Crédit photographique: Patrick La Roque
Crédit photographique: Patrick La Roque

Le projet est né du désir de Sauvé de rendre hommage à sa grand-mère décédée alors qu’elle était en résidence en France. L’idée lui vient d’organiser une fête des morts, un rituel pour honorer sa grand-mère et deux de ses amies, Lucille et Simone. Lors de sa résidence d’écriture au Festival Méli’môme, elle élabore les premiers balbutiements du spectacle. La création s’est développée sur une longue période durant laquelle Sauvé a eu l’occasion de converser, notamment autour du thème de la mort, avec de nombreux enfants directement dans leurs classes, mais aussi des personnes âgées. Non seulement ont-il échangé, mais elle leur a aussi demandé d’écrire une carte postale destinée à une personne défunte de leur choix. Par la suite, Sauvé a entamé une résidence de deux ans au Théâtre Aux Écuries en compagnie de David Paquet, co-auteur de la pièce, ainsi que Nicolas Letarte, qui signe la musique. C’est par des cycles de trois semaines (alternance entre théâtre et atelier) que le spectacle a été élaboré, à trois têtes, selon les matériaux que tous apportaient en répétition.

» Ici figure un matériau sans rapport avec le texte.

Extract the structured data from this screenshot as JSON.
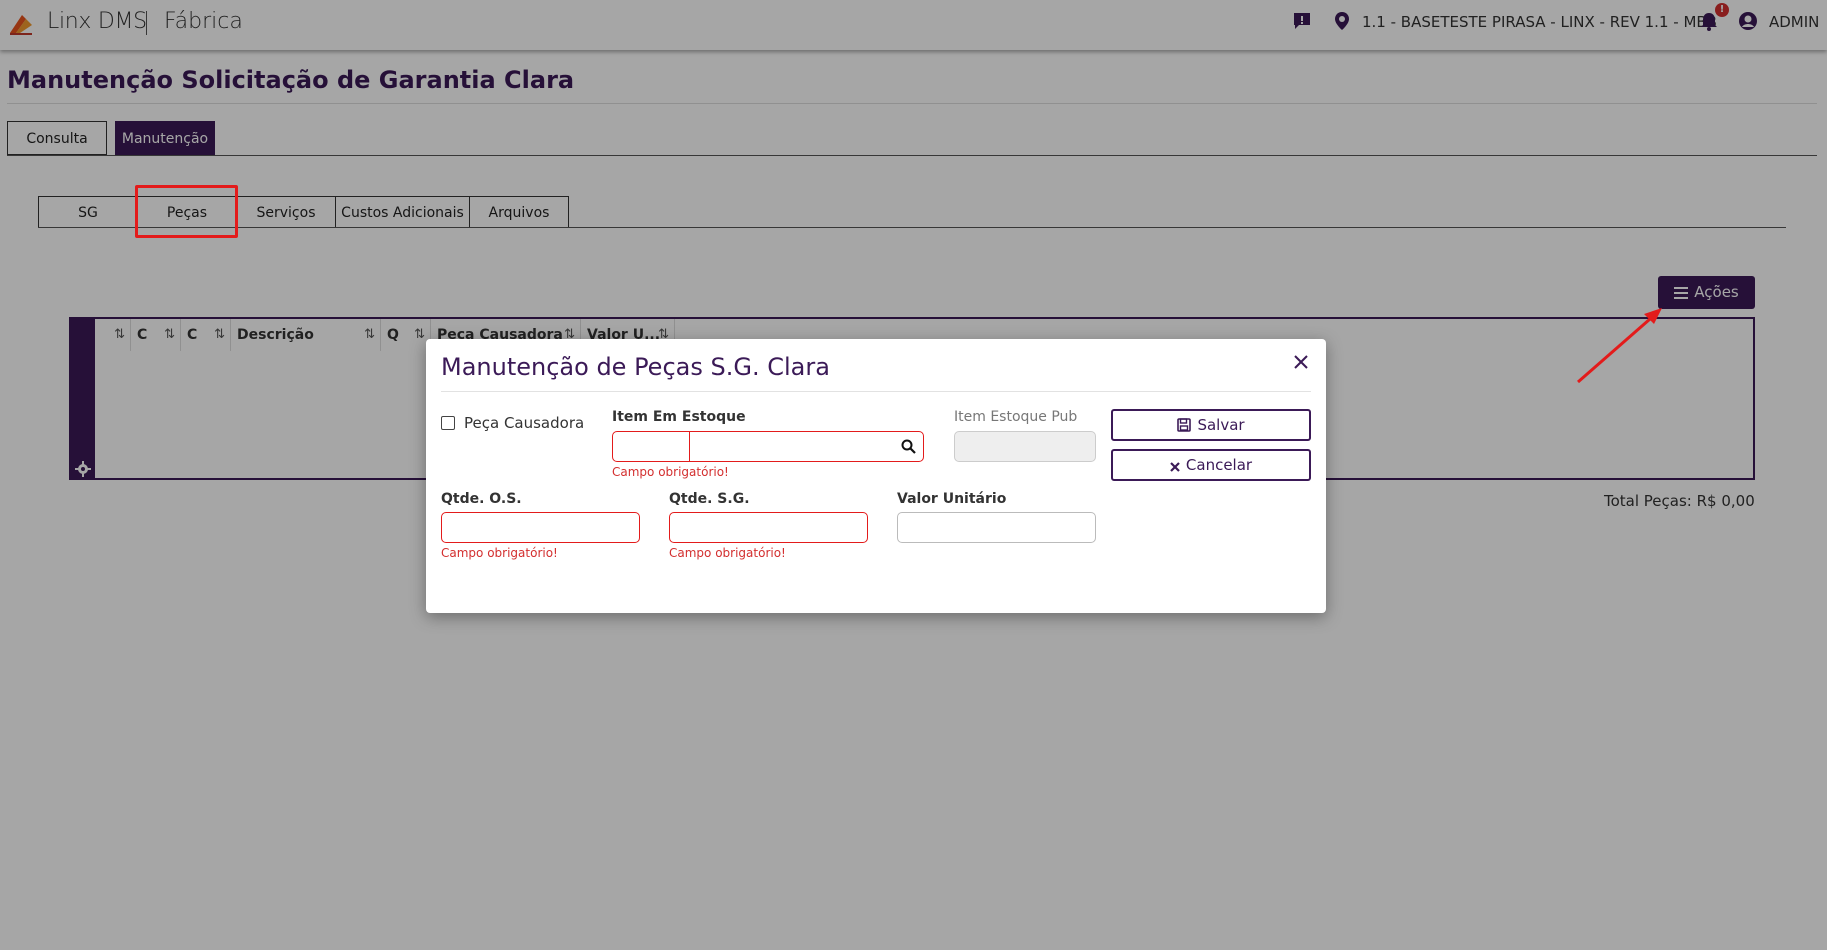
{
  "topbar": {
    "brand": "Linx DMS",
    "module": "Fábrica",
    "location": "1.1 - BASETESTE PIRASA - LINX - REV 1.1 - MBB",
    "notification_count": "!",
    "user": "ADMIN"
  },
  "page": {
    "title": "Manutenção Solicitação de Garantia Clara",
    "main_tabs": [
      "Consulta",
      "Manutenção"
    ],
    "active_main_tab": "Manutenção",
    "sub_tabs": [
      "SG",
      "Peças",
      "Serviços",
      "Custos Adicionais",
      "Arquivos"
    ],
    "highlighted_sub_tab": "Peças"
  },
  "actions_button": {
    "label": "Ações"
  },
  "grid": {
    "columns": [
      "",
      "C",
      "C",
      "Descrição",
      "Q",
      "Peça Causadora",
      "Valor U..."
    ],
    "sort_icon": "⇅"
  },
  "total": "Total Peças: R$ 0,00",
  "modal": {
    "title": "Manutenção de Peças S.G. Clara",
    "checkbox_label": "Peça Causadora",
    "item_estoque_label": "Item Em Estoque",
    "item_estoque_pub_label": "Item Estoque Pub",
    "qtde_os_label": "Qtde. O.S.",
    "qtde_sg_label": "Qtde. S.G.",
    "valor_unitario_label": "Valor Unitário",
    "required_error": "Campo obrigatório!",
    "save_label": "Salvar",
    "cancel_label": "Cancelar"
  },
  "colors": {
    "brand_purple": "#3b1a57",
    "error_red": "#e31b1b",
    "annotation_red": "#e31b1b"
  }
}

Issue du DESS en théâtre de marionnettes contemporain de l’UQAM, Karine Sauvé nous invite ici à assister au premier spectacle de sa compagnie, une installation plastique composée d’un mélange de matières et de médiums. Elle travaille principalement avec des matières tels le plâtre, la Silly Putty (un silicone polymère qui réagit à la gravité), la nourriture, la terre, etc. Toutes des matières qui représentent, pour la metteure en scène, l’état du corps, de la vieillesse à la mort. Ainsi, plutôt qu’un théâtre de marionnettes comme on pourrait l’imaginer habituellement, nous voici devant un théâtre des matières d’où surgissent et revivent les femmes de l’histoire à travers la narration de Sauvé elle-même.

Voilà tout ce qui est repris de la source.